Kampong Batoe Toemboe di land Tjilintjing (Peta 1902)
Di kampong Toegoe ditemukan populasi penduduk yang dikaitkan dengan Portugis. Mereka beragama Kristen dan piawai dalam musik keroncong. Di kampong Toegoe juga terdapat gereja tua. Batu bersurat (prasasti) yang berada di kampong Batoe Toemboe kemudian dipindahkan ke landhuis Tjilintjing. Kampong Batoe Toemboe tidak jauh dari kampong Toegoe. Kedua kampong ini berada di land Tjilintjing, suatu tanah partikelir (land) yang mana landhuis berada di pinggir sungai Tjilintjing di dekat pantai. Nama kampong Batoe Toembo tidak terkait dengan nama kampong Toegoe. Nama kampong Batoe Toemboe diadopsi dari keberadaan batu bersurat (prasasti), sedangkan nama kampong Toegoe diadopsi dari batu tapal batas (paal). Nama kampong Toegoe ditemukan di banyak tempat, tetapi nama kampong Batoe Toemboe hanya ada di daerah aliran sungai Tjakoeng di land Tjilintjing.

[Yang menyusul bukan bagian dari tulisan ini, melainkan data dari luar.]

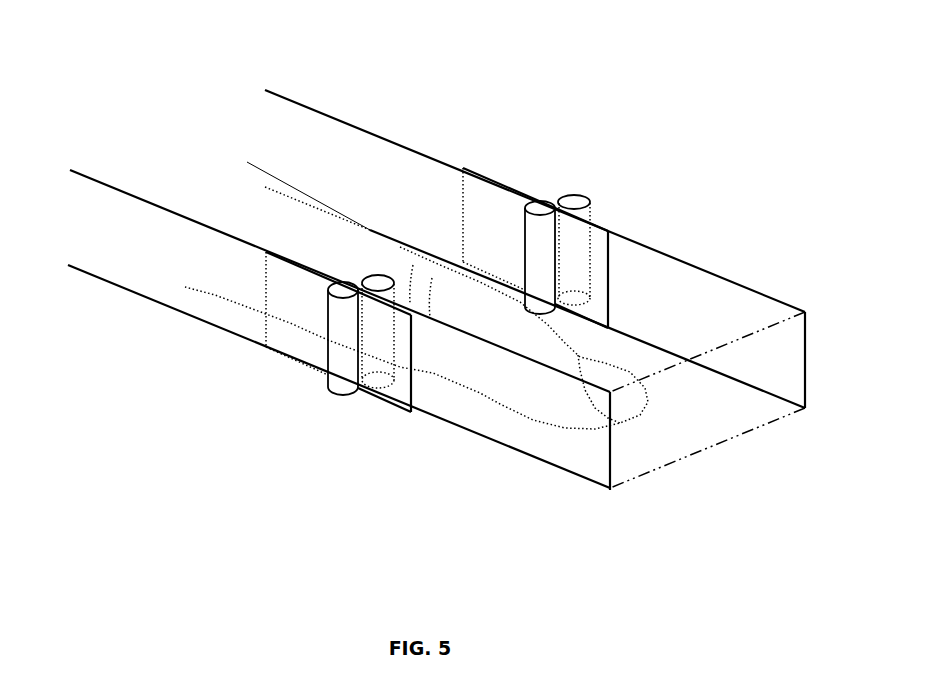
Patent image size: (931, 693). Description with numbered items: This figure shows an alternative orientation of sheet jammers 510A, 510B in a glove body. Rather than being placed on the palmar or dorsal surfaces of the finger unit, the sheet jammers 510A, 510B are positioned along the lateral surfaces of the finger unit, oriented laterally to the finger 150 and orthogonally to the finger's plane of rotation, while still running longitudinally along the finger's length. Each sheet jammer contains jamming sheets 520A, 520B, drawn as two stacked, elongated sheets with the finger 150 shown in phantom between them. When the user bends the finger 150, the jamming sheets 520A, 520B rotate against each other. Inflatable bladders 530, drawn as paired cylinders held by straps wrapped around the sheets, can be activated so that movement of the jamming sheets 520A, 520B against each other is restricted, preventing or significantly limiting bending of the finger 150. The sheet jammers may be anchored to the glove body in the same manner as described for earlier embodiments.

The sheet jammer 510A is at (250, 195).
The sheet jammer 510B is at (650, 500).
The jamming sheet 520A is at (382, 128).
The jamming sheet 520B is at (727, 277).
The inflatable bladders 530 is at (590, 196).
The finger 150 is at (495, 413).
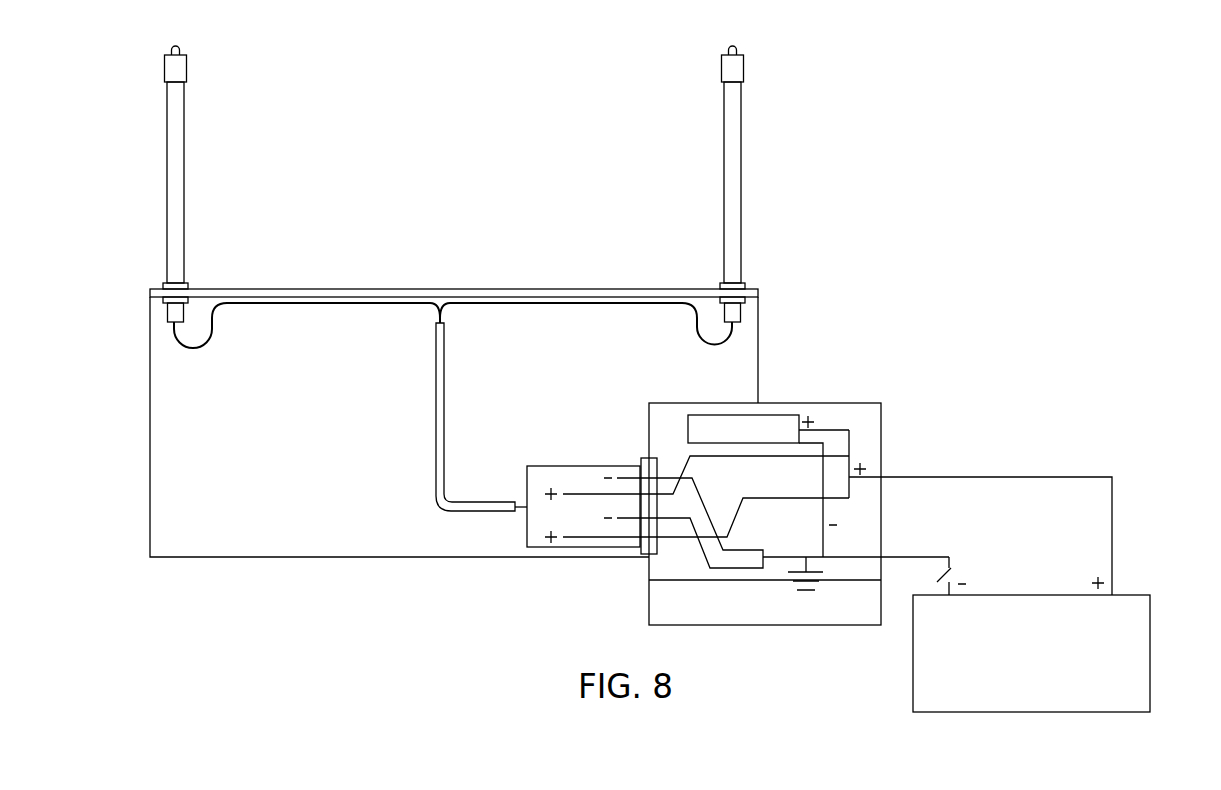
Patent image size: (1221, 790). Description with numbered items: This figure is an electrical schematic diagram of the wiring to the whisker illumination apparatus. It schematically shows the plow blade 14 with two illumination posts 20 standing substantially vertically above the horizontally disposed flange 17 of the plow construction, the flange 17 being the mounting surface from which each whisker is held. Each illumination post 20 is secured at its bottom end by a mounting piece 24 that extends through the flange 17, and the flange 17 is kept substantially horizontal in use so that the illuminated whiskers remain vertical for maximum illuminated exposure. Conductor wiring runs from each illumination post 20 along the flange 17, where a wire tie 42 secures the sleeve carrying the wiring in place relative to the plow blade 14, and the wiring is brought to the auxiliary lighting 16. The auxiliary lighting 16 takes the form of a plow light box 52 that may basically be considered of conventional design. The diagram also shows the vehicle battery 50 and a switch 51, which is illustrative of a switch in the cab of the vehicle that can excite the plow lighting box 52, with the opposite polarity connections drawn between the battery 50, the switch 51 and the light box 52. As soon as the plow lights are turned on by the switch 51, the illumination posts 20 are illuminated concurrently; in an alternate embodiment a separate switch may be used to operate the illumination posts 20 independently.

The plow blade 14 is at (301, 562).
The auxiliary lighting 16 is at (780, 415).
The flange 17 is at (360, 289).
The whisker illumination apparatus 20 is at (187, 139).
The mounting piece 24 is at (191, 280).
The wire tie 42 is at (437, 473).
The vehicle battery 50 is at (1130, 593).
The switch 51 is at (952, 575).
The plow light box 52 is at (750, 625).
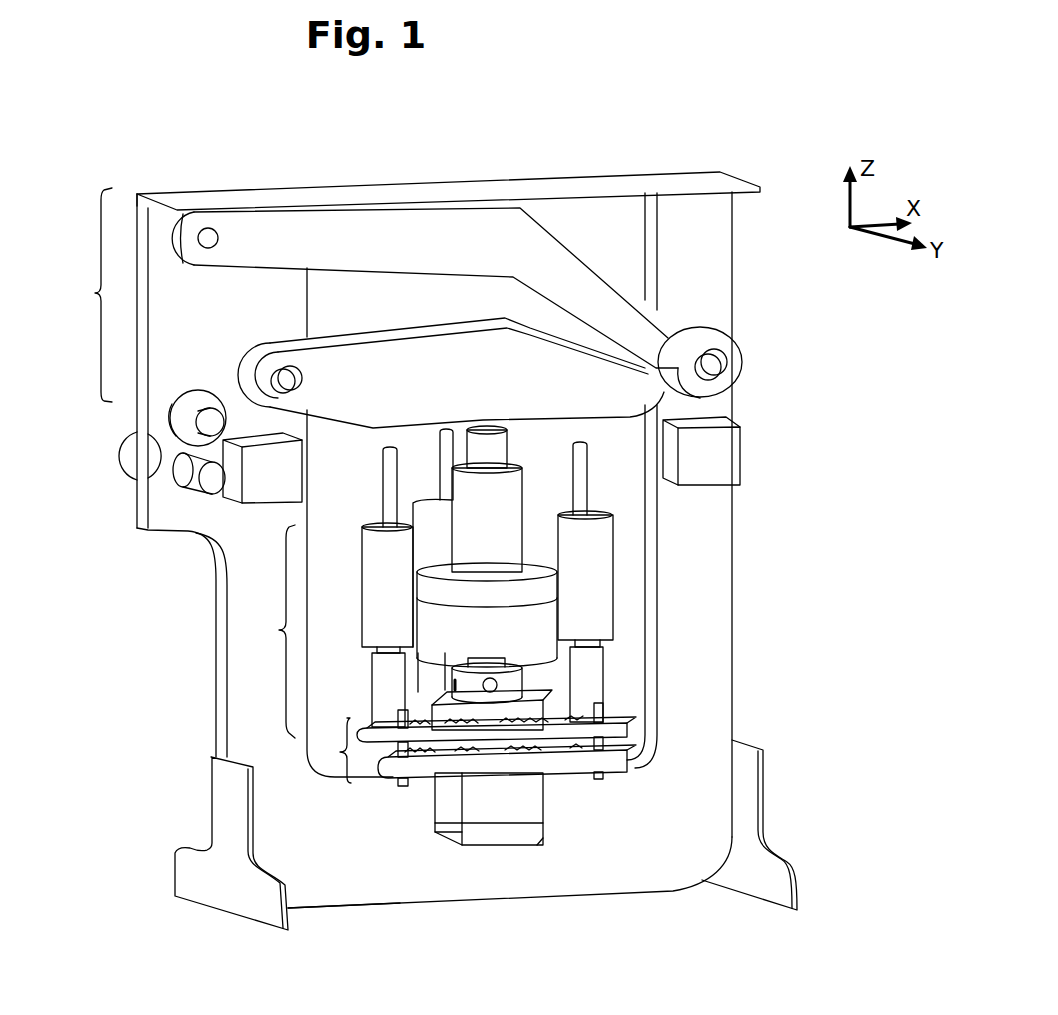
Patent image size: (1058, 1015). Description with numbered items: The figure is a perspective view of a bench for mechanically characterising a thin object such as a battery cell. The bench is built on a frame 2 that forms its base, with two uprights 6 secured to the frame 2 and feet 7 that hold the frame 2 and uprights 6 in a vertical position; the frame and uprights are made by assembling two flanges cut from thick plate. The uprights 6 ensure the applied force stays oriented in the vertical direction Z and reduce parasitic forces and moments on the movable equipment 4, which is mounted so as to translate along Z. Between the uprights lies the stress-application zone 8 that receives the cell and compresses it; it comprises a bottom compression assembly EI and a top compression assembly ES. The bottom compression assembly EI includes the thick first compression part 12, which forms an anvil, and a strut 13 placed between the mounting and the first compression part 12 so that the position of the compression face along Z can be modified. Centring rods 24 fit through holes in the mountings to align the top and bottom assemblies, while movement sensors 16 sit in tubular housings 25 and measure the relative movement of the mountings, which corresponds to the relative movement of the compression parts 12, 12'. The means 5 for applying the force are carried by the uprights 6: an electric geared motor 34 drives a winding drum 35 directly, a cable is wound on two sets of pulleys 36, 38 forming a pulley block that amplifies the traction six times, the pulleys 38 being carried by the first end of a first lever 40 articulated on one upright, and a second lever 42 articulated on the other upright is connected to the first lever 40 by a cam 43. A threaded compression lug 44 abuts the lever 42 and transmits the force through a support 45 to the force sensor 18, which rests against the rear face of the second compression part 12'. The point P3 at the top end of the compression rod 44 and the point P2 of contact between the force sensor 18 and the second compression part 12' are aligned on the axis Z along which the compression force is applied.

The frame 2 is at (322, 872).
The movable equipment 4 is at (274, 631).
The means for applying a force 5 is at (90, 295).
The uprights 6 is at (234, 592).
The feet 7 is at (236, 890).
The stress-application zone 8 is at (477, 749).
The first compression part 12 is at (494, 861).
The second compression part 12' is at (621, 691).
The strut 13 is at (487, 835).
The movement sensors 16 is at (587, 543).
The force sensor 18 is at (540, 630).
The centring rods 24 is at (400, 786).
The housings 25 is at (590, 658).
The electric geared motor 34 is at (130, 450).
The winding drum 35 is at (178, 470).
The set of pulleys 36 is at (177, 397).
The set of pulleys 38 is at (175, 235).
The first lever 40 is at (563, 262).
The second lever 42 is at (637, 392).
The cam 43 is at (693, 330).
The compression lug 44 is at (493, 450).
The support 45 is at (540, 585).
The top longitudinal end of the compression rod P3 is at (483, 427).
The connection point P2 is at (487, 667).
The top compression assembly ES is at (634, 735).
The bottom compression assembly EI is at (623, 775).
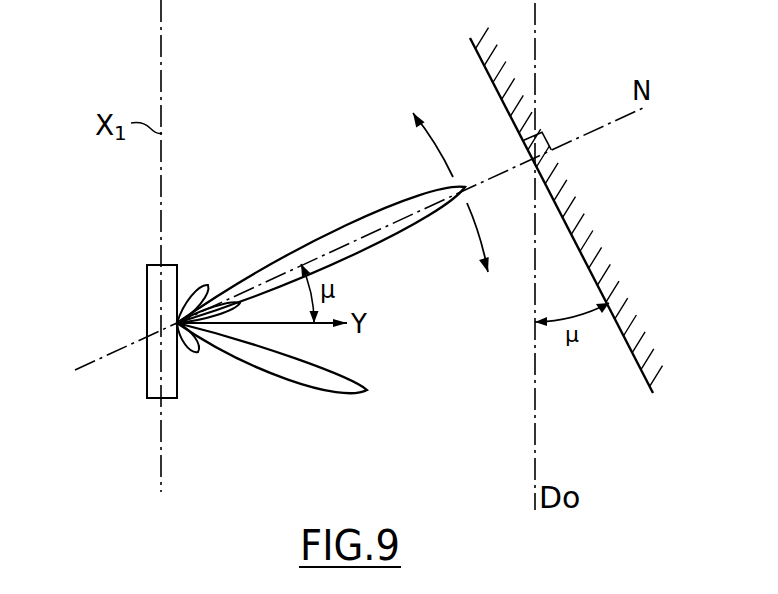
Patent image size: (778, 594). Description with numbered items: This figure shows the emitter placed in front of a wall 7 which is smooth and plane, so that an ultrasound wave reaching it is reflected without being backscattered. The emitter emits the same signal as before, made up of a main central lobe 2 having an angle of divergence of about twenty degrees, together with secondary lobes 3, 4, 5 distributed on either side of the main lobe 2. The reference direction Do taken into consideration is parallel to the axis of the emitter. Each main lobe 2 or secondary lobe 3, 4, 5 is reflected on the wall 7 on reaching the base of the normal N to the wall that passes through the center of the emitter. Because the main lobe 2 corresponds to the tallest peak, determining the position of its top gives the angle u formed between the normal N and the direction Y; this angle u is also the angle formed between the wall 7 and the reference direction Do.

The main central lobe 2 is at (398, 233).
The secondary lobe 3 is at (203, 297).
The secondary lobe 4 is at (350, 378).
The secondary lobe 5 is at (202, 347).
The wall 7 is at (641, 350).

Lantas bagaimana itu semua terhubung? Pertanyaa ini membutuhkan penjelasan selengkap mungkin. Satu hal yang penting di dalam Prasasti Tugu di Batoe Toemboe adalah tentang keberadaan sungai Candrabhaga dan kanal Gomati. Apakah sungai Candrabhaga adalah sungai Tjakoeng dan kanal Gomati adalah kanal Soenter? Lantas apa hubungannya kampong Toegoe di land Tjilintjing dengan kampong Toegoe di land Tjimanggis? Untuk menjawab semua pertanyaan tersebut, mari kita telusuri sumber-sumber tempo doeloe. 

Landhuis di land Tjilintjing (Peta 1902)
Sumber utama yang digunakan dalam artikel ini adalah ‘sumber primer’ seperti surat kabar sejaman, foto dan peta-peta. Sumber buku hanya digunakan sebagai pendukung (pembanding), karena saya anggap buku juga merupakan hasil kompilasi (analisis) dari sumber-sumber primer. Dalam penulisan artikel ini tidak semua sumber disebutkan lagi karena sudah disebut di artikel saya yang lain. Hanya sumber-sumber baru yang disebutkan atau sumber yang sudah pernah disebut di artikel lain disebutkan kembali di artikel ini hanya untuk lebih menekankan saja*. Tjilintjing (Peta 1902)

Land Tjilintjing: Kampong Toegoe, Sungai Tjilintjing dan Sungai Tjakoeng

Land Tjilintjing sudah terbentuk sejak era VOC. Akses menuju land ini daei laut melalui sungai Tjilinting. Landhuis berada di sisi selatan sungau Tjilintjing (catatan: sungai Tjilintjing sebelum bermuara ke laut berada pada posisi sejajar dengan garis pantai). Land terdekat dari land Tjilintjing ke arah Batavia adalah land Antjol (milik Jeremis van Riemsdijk). Di dalam land Tjilintjing ini sudah ada nama kampong Toegoe.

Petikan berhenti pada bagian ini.